Pneumonia is considered one of the leading infectious causes of pediatric morbidity and mortality. In 2010, 120 million cases of pneumonia were reported in children younger than 5 years, with 14 million of them proceeding to severe episodes. In 2011, a study estimated that 1.3 million cases of pneumonia deceased and 81% of deaths occurred in the first 2 years of life [8].
Investigating the association of serum leptin and pulmonary diseases in adults attracted a great interest in the past few years. A meta-analysis included ten articles that concluded a positive association between leptin and tumor necrosis factor (TNF-α) levels in COPD exacerbations in adults [9]. Moreover, other studies reported that asthma severity positively correlated with serum leptin [10, 11]. It was suggested that leptin presence is essential for an effective immune response against variable bacterial pulmonary infections [12]. Recently, research proved that leptin has a critical role in the immune system, and its deficiency results in increased severity of pulmonary infections [13]. Therefore, the present study evaluated serum leptin in CAP children.
We found that serum leptin was more elevated in severe cases of pneumonia than moderate cases. However, ROC curve analysis revealed that serum leptin fairly discriminated between moderate and severe pneumonia (AUC = 0.646).
Interestingly, in our study serum leptin showed good discriminatory ability between CAP cases admitted in PICU and those admitted in the general ward. This finding offers a good tool in the emergency department to aid in making a sound objective decision for the appropriate admission location of the patients. Up to the best of the authors’ knowledge, no previous research has studied this point.
In our study, we found a significant association between high serum leptin in the studied patients and sputum cultures growing more than one organism. This was in agreement with Mancuso et al. who reported increased leptin levels in serum, BAL fluid, and whole lung homogenates in response to intra-tracheal challenge with Klebsiella pneumonia in experimental murine models [14] Likewise, another study demonstrated upregulation of pulmonary leptin levels in both humans and mice following bacterial- and viral-induced pneumonia [15].
On the other hand, Al Biltagi et al. found that low serum leptin level was associated with pneumonia in malnourished children [16]. This may be attributed to lower serum leptin in malnourished children than in healthy controls [17, 18]. Hence, malnourished patients were excluded from our study. Another study by Diez et al. reported the lack of significant differences in leptin levels between adult patients hospitalized for community-acquired pneumonia and healthy controls, after adjusting for BMI [19].
We did not find an association between high serum leptin level and mortality from CAP. This finding is in line with comparable studies which concluded that leptin lacks prognostic value for pneumonia lethality [19] and overall all-cause mortality rates in adult males [20].
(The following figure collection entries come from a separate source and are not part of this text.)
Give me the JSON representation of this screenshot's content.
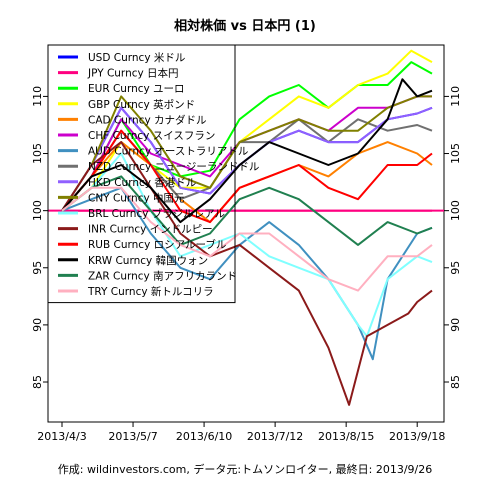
{
  "chart_data": {
    "type": "line",
    "title": "相対株価 vs 日本円 (1)",
    "caption": "作成: wildinvestors.com, データ元:トムソンロイター, 最終日: 2013/9/26",
    "x_ticks": [
      "2013/4/3",
      "2013/5/7",
      "2013/6/10",
      "2013/7/12",
      "2013/8/15",
      "2013/9/18"
    ],
    "y_ticks": [
      85,
      90,
      95,
      100,
      105,
      110
    ],
    "ylim": [
      81.5,
      114.5
    ],
    "x_index_range": [
      0,
      125
    ],
    "x_tick_index": [
      0,
      24,
      48,
      72,
      96,
      120
    ],
    "reference_line": {
      "y": 100,
      "color": "#ff0080"
    },
    "legend_position": "top-left",
    "series": [
      {
        "name": "USD Curncy 米ドル",
        "color": "#0000ff"
      },
      {
        "name": "JPY Curncy 日本円",
        "color": "#ff0080"
      },
      {
        "name": "EUR Curncy ユーロ",
        "color": "#00ff00"
      },
      {
        "name": "GBP Curncy 英ポンド",
        "color": "#ffff00"
      },
      {
        "name": "CAD Curncy カナダドル",
        "color": "#ff8000"
      },
      {
        "name": "CHF Curncy スイスフラン",
        "color": "#cc00cc"
      },
      {
        "name": "AUD Curncy オーストラリアドル",
        "color": "#4090c0"
      },
      {
        "name": "NZD Curncy ニュージーランドドル",
        "color": "#707070"
      },
      {
        "name": "HKD Curncy 香港ドル",
        "color": "#9060ff"
      },
      {
        "name": "CNY Curncy 中国元",
        "color": "#808000"
      },
      {
        "name": "BRL Curncy ブラジルレアル",
        "color": "#80ffff"
      },
      {
        "name": "INR Curncy インドルピー",
        "color": "#8b1a1a"
      },
      {
        "name": "RUB Curncy ロシアルーブル",
        "color": "#ff0000"
      },
      {
        "name": "KRW Curncy 韓国ウォン",
        "color": "#000000"
      },
      {
        "name": "ZAR Curncy 南アフリカランド",
        "color": "#208050"
      },
      {
        "name": "TRY Curncy 新トルコリラ",
        "color": "#ffb0c0"
      }
    ],
    "series_points": [
      [
        [
          0,
          100
        ],
        [
          10,
          104
        ],
        [
          20,
          109
        ],
        [
          30,
          106
        ],
        [
          40,
          102
        ],
        [
          50,
          101.5
        ],
        [
          60,
          104
        ],
        [
          70,
          106
        ],
        [
          80,
          107
        ],
        [
          90,
          106
        ],
        [
          100,
          106
        ],
        [
          110,
          108
        ],
        [
          120,
          108.5
        ],
        [
          125,
          109
        ]
      ],
      [
        [
          0,
          100
        ],
        [
          125,
          100
        ]
      ],
      [
        [
          0,
          100
        ],
        [
          10,
          103
        ],
        [
          20,
          108
        ],
        [
          30,
          104
        ],
        [
          40,
          103
        ],
        [
          50,
          103.5
        ],
        [
          60,
          108
        ],
        [
          70,
          110
        ],
        [
          80,
          111
        ],
        [
          90,
          109
        ],
        [
          100,
          111
        ],
        [
          110,
          111
        ],
        [
          118,
          113
        ],
        [
          125,
          112
        ]
      ],
      [
        [
          0,
          100
        ],
        [
          10,
          102
        ],
        [
          20,
          106
        ],
        [
          30,
          104
        ],
        [
          40,
          102
        ],
        [
          50,
          102
        ],
        [
          60,
          106
        ],
        [
          70,
          108
        ],
        [
          80,
          110
        ],
        [
          90,
          109
        ],
        [
          100,
          111
        ],
        [
          110,
          112
        ],
        [
          118,
          114
        ],
        [
          125,
          113
        ]
      ],
      [
        [
          0,
          100
        ],
        [
          10,
          103
        ],
        [
          20,
          106
        ],
        [
          30,
          104
        ],
        [
          40,
          101
        ],
        [
          50,
          99
        ],
        [
          60,
          102
        ],
        [
          70,
          103
        ],
        [
          80,
          104
        ],
        [
          90,
          103
        ],
        [
          100,
          105
        ],
        [
          110,
          106
        ],
        [
          120,
          105
        ],
        [
          125,
          104
        ]
      ],
      [
        [
          0,
          100
        ],
        [
          10,
          103
        ],
        [
          20,
          108
        ],
        [
          30,
          105
        ],
        [
          40,
          104
        ],
        [
          50,
          103
        ],
        [
          60,
          106
        ],
        [
          70,
          107
        ],
        [
          80,
          108
        ],
        [
          90,
          107
        ],
        [
          100,
          109
        ],
        [
          110,
          109
        ],
        [
          120,
          110
        ],
        [
          125,
          110
        ]
      ],
      [
        [
          0,
          100
        ],
        [
          10,
          101
        ],
        [
          20,
          102
        ],
        [
          30,
          98
        ],
        [
          40,
          95
        ],
        [
          50,
          94
        ],
        [
          60,
          97
        ],
        [
          70,
          99
        ],
        [
          80,
          97
        ],
        [
          90,
          94
        ],
        [
          100,
          90
        ],
        [
          105,
          87
        ],
        [
          110,
          94
        ],
        [
          120,
          98
        ],
        [
          125,
          98.5
        ]
      ],
      [
        [
          0,
          100
        ],
        [
          10,
          103
        ],
        [
          20,
          107
        ],
        [
          30,
          104
        ],
        [
          40,
          101
        ],
        [
          50,
          102
        ],
        [
          60,
          106
        ],
        [
          70,
          106
        ],
        [
          80,
          108
        ],
        [
          90,
          106
        ],
        [
          100,
          108
        ],
        [
          110,
          107
        ],
        [
          120,
          107.5
        ],
        [
          125,
          107
        ]
      ],
      [
        [
          0,
          100
        ],
        [
          10,
          104
        ],
        [
          20,
          109
        ],
        [
          30,
          106
        ],
        [
          40,
          102
        ],
        [
          50,
          101.5
        ],
        [
          60,
          104
        ],
        [
          70,
          106
        ],
        [
          80,
          107
        ],
        [
          90,
          106
        ],
        [
          100,
          106
        ],
        [
          110,
          108
        ],
        [
          120,
          108.5
        ],
        [
          125,
          109
        ]
      ],
      [
        [
          0,
          100
        ],
        [
          10,
          104
        ],
        [
          20,
          110
        ],
        [
          30,
          107
        ],
        [
          40,
          103
        ],
        [
          50,
          102
        ],
        [
          60,
          106
        ],
        [
          70,
          107
        ],
        [
          80,
          108
        ],
        [
          90,
          107
        ],
        [
          100,
          107
        ],
        [
          110,
          109
        ],
        [
          120,
          110
        ],
        [
          125,
          110
        ]
      ],
      [
        [
          0,
          100
        ],
        [
          10,
          102
        ],
        [
          20,
          105
        ],
        [
          30,
          100
        ],
        [
          40,
          96
        ],
        [
          50,
          97
        ],
        [
          60,
          98
        ],
        [
          70,
          96
        ],
        [
          80,
          95
        ],
        [
          90,
          94
        ],
        [
          100,
          90
        ],
        [
          103,
          89
        ],
        [
          110,
          94
        ],
        [
          120,
          96
        ],
        [
          125,
          95.5
        ]
      ],
      [
        [
          0,
          100
        ],
        [
          10,
          104
        ],
        [
          20,
          106
        ],
        [
          30,
          102
        ],
        [
          40,
          98
        ],
        [
          50,
          96
        ],
        [
          60,
          97
        ],
        [
          70,
          95
        ],
        [
          80,
          93
        ],
        [
          90,
          88
        ],
        [
          97,
          83
        ],
        [
          103,
          89
        ],
        [
          110,
          90
        ],
        [
          117,
          91
        ],
        [
          120,
          92
        ],
        [
          125,
          93
        ]
      ],
      [
        [
          0,
          100
        ],
        [
          10,
          103
        ],
        [
          20,
          107
        ],
        [
          30,
          104
        ],
        [
          40,
          100
        ],
        [
          50,
          99
        ],
        [
          60,
          102
        ],
        [
          70,
          103
        ],
        [
          80,
          104
        ],
        [
          90,
          102
        ],
        [
          100,
          101
        ],
        [
          110,
          104
        ],
        [
          120,
          104
        ],
        [
          125,
          105
        ]
      ],
      [
        [
          0,
          100
        ],
        [
          10,
          103
        ],
        [
          20,
          104
        ],
        [
          30,
          102
        ],
        [
          40,
          99
        ],
        [
          50,
          101
        ],
        [
          60,
          104
        ],
        [
          70,
          106
        ],
        [
          80,
          105
        ],
        [
          90,
          104
        ],
        [
          100,
          105
        ],
        [
          110,
          108
        ],
        [
          115,
          111.5
        ],
        [
          120,
          110
        ],
        [
          125,
          110.5
        ]
      ],
      [
        [
          0,
          100
        ],
        [
          10,
          102
        ],
        [
          20,
          103
        ],
        [
          30,
          100
        ],
        [
          40,
          97
        ],
        [
          50,
          98
        ],
        [
          60,
          101
        ],
        [
          70,
          102
        ],
        [
          80,
          101
        ],
        [
          90,
          99
        ],
        [
          100,
          97
        ],
        [
          110,
          99
        ],
        [
          120,
          98
        ],
        [
          125,
          98.5
        ]
      ],
      [
        [
          0,
          100
        ],
        [
          10,
          102
        ],
        [
          20,
          102
        ],
        [
          30,
          99
        ],
        [
          40,
          97
        ],
        [
          50,
          96
        ],
        [
          60,
          98
        ],
        [
          70,
          98
        ],
        [
          80,
          96
        ],
        [
          90,
          94
        ],
        [
          100,
          93
        ],
        [
          110,
          96
        ],
        [
          120,
          96
        ],
        [
          125,
          97
        ]
      ]
    ]
  }
}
We found a significantly elevated CRP level in patients with a high serum leptin level. Moreover, the correlation between serum leptin and CRP levels in the studied patients was positive, significant, and strong. Similarly, Somech et al. reported that leptin levels significantly correlated with CRP levels during acute infections in children [21]. Likewise, a research on chronic COPD in adults studied the complex relationship between adipokine metabolism and mild systemic inflammation in chronic COPD and reported the presence of significant correlation between circulating leptin and CRP levels [22].
The present study was subject to few limitations, including the limited number of patients and the non-inclusion of mild cases of CAP as these cases were sent on home treatment from the emergency department.